It did not take us very long to remove our saddles and bridles from our horses and carry them up on the porch. Then we shook hands with Mr. Davenport and his son Bob, and took the chairs that were promptly brought out to us.
“You are very young men to be travelling around this way,” said the invalid. “I shouldn’t think that your parents would permit it.”
“Well, I don’t know that we have any parents to say what we shall do. We are alone in the world, with the exception of Tom here, who has an uncle in Mississippi. We have come a thousand miles to buy some cattle; but I don’t think, from what I have seen of your cattle, that we shall want any.”
“Oh, this drought is simply awful,” said the invalid, rising up in his chair. “We haven’t had a drop of rain for sixteen months, and if it keeps on much longer we shall all die in the poor-house. The route you came led you through a portion of my herd. I want to know if you ever saw such a sorry looking lot of cattle as they are?”

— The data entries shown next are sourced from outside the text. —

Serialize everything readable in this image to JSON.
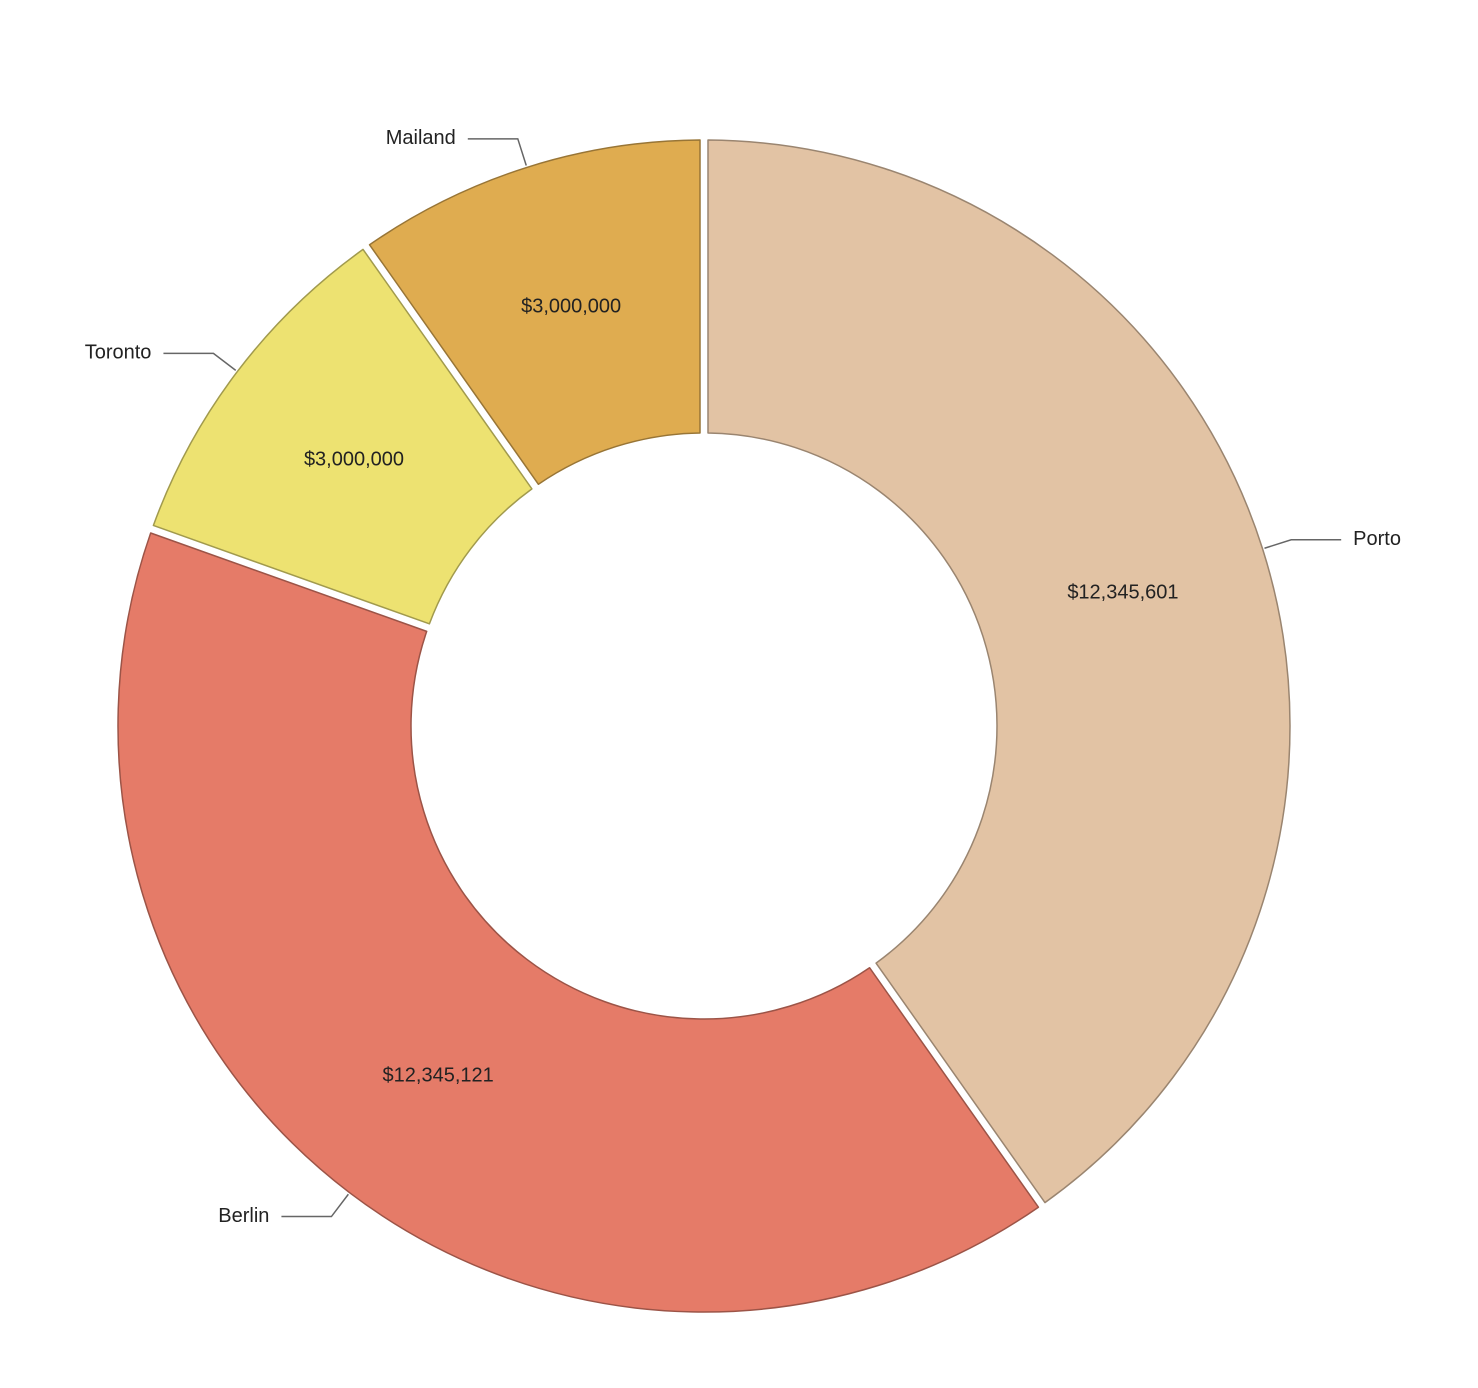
{
  "chart_data": {
    "type": "donut",
    "categories": [
      "Porto",
      "Berlin",
      "Toronto",
      "Mailand"
    ],
    "values": [
      12345601,
      12345121,
      3000000,
      3000000
    ],
    "value_labels": [
      "$12,345,601",
      "$12,345,121",
      "$3,000,000",
      "$3,000,000"
    ],
    "colors": [
      "#e2c3a4",
      "#e57b68",
      "#ede271",
      "#dfac50"
    ]
  }
}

This seemed to be the opportunity that Mr. Davenport was waiting for, and he began and told us all about those troublous times in Texas during the past two years, and he said that the drought and the farmers were to blame for it. There had been a period in the history of the State when the stockmen had things all their own way; when their herds roamed over almost two thousand square miles of territory, going wherever grass and water were most abundant, and attended by only a few Mexican vaqueros, whose principal business it was to see that their employer’s outfit did not become mixed up with cattle belonging to somebody else. But, of course, this state of affairs could not continue forever in a country like ours. The soil of Texas was as well adapted to agriculture as it was to stock raising, and it was not long before people began to find it out.

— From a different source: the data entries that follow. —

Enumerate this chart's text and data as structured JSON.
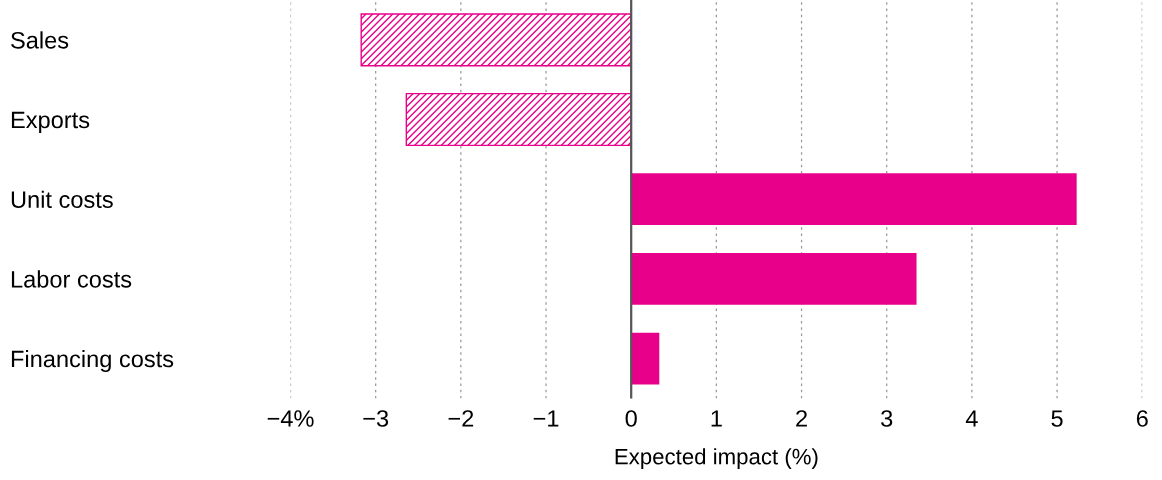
{
  "chart_data": {
    "type": "bar",
    "orientation": "horizontal",
    "xlabel": "Expected impact (%)",
    "categories": [
      "Sales",
      "Exports",
      "Unit costs",
      "Labor costs",
      "Financing costs"
    ],
    "values": [
      -3.17,
      -2.64,
      5.23,
      3.35,
      0.33
    ],
    "color": "#e8008a",
    "xlim": [
      -4,
      6
    ],
    "xticks": [
      {
        "value": -4,
        "label": "−4%"
      },
      {
        "value": -3,
        "label": "−3"
      },
      {
        "value": -2,
        "label": "−2"
      },
      {
        "value": -1,
        "label": "−1"
      },
      0,
      1,
      2,
      3,
      4,
      5,
      6
    ],
    "grid": "x",
    "ref_lines": [
      {
        "axis": "x",
        "value": 0,
        "color": "#555555"
      }
    ]
  }
}
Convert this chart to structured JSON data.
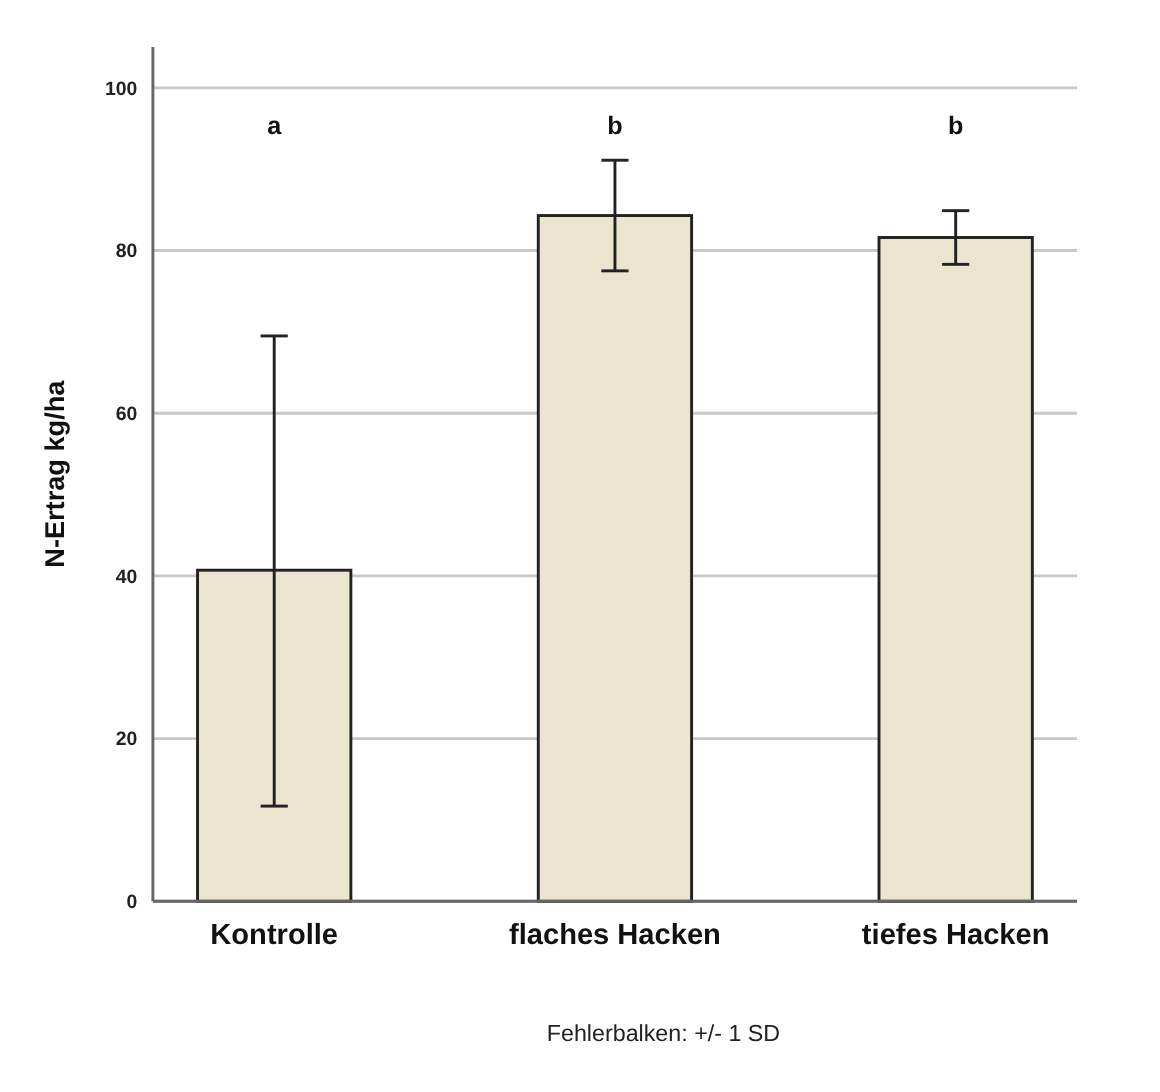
{
  "chart_data": {
    "type": "bar",
    "ylabel": "N-Ertrag kg/ha",
    "categories": [
      "Kontrolle",
      "flaches Hacken",
      "tiefes Hacken"
    ],
    "values": [
      40.7,
      84.3,
      81.6
    ],
    "color": "#ebe4cf",
    "errors": [
      [
        11.7,
        69.5
      ],
      [
        77.5,
        91.1
      ],
      [
        78.3,
        84.9
      ]
    ],
    "ylim": [
      0,
      100
    ],
    "yticks": [
      0,
      20,
      40,
      60,
      80,
      100
    ],
    "grid": "y",
    "annotations": [
      "a",
      "b",
      "b",
      "Fehlerbalken: +/- 1 SD"
    ]
  }
}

When the tide of immigration begins setting toward any State or Territory, it is astonishing how quickly it will become filled up. In a very short time the farmers grew to be a power in the cattle lands of Texas. Of course they settled along the water courses, or as close to them as they could get, and when they selected their land they fenced it in and turned it up with the plough, thus depriving the cattlemen of just so many acres of pasture, and in some instances shutting them off from the streams.
Of course, too, bad blood existed between these two classes from the very first. The cattlemen saw their limits growing smaller day by day, and they did not take it very much to heart when their half wild cattle broke through the fences and ruined the fields upon which the farmers had expended so much labor; but they got fighting mad when the farmers sued them in the courts and were awarded heavy damages for their crops. Neighborhood rows and civil wars on a small scale were of common occurrence, and during this particular summer the long to be remembered drought came, and I could rest assured of one thing, and that was, matters were going to be brought to a climax. It was surely coming, and the farmers would find out one thing, and that was, that Mr. Davenport, even if he was half dead from consumption, could shoot as well as anybody.

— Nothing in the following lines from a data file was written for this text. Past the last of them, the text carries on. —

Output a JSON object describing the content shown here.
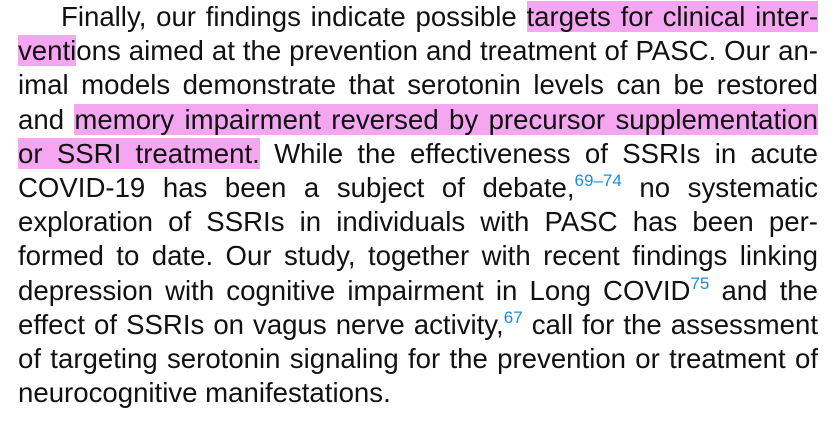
{
  "highlight_color": "#f4a6f0",
  "citation_color": "#1a8fd6",
  "lines": [
    {
      "pre": "Finally, our findings indicate possible ",
      "hl": "targets for clinical inter-"
    },
    {
      "hl": "venti",
      "post": "ons aimed at the prevention and treatment of PASC. Our an-"
    },
    {
      "text": "imal models demonstrate that serotonin levels can be restored"
    },
    {
      "pre": "and ",
      "hl": "memory impairment reversed by precursor supplementation"
    },
    {
      "hl": "or SSRI treatment.",
      "post": " While the effectiveness of SSRIs in acute"
    },
    {
      "pre": "COVID-19 has been a subject of debate,",
      "ref": "69–74",
      "post": " no systematic"
    },
    {
      "text": "exploration of SSRIs in individuals with PASC has been per-"
    },
    {
      "text": "formed to date. Our study, together with recent findings linking"
    },
    {
      "pre": "depression with cognitive impairment in Long COVID",
      "ref": "75",
      "post": " and the"
    },
    {
      "pre": "effect of SSRIs on vagus nerve activity,",
      "ref": "67",
      "post": " call for the assessment"
    },
    {
      "text": "of targeting serotonin signaling for the prevention or treatment of"
    },
    {
      "text": "neurocognitive manifestations."
    }
  ]
}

For long months not a particle of rain fell upon the parched soil, and when the school-lands, on which large numbers of cattle grazed, were utterly barren of verdure and rendered worthless for years to come, and all the little streams went dry, the ranchmen saw ruin staring them in the face. The sufferings of the walking skeletons, which represented every dollar they had in the world, were terrible in the extreme, and grass and water must be had at any price. The nearest point at which these could be had was on the West Fork of Trinity. It was true that the most, if not all, of the land in that vicinity had been turned into farms and fenced in, but what did the desperate cattlemen care for that? Grass and water were the free gifts of Heaven, and, if necessary, they were ready to fight for their share.
What it was that induced Mr. Davenport to say all this to me, an entire stranger, I cannot imagine, unless it was because he was so excited by the financial distress which he saw hanging over him that he must tell it to somebody. Sometimes during his narrative he would get up out of his chair and pace back and forth on the porch as if all his old strength had come back to him. His eye would kindle, until I made up my mind that if all the ranchmen were like him there would be some shooting before the summer was over. For myself I heartily wished I was safe back where I belonged.
“Do you own this land where you are located?” I asked, feeling that I must say something.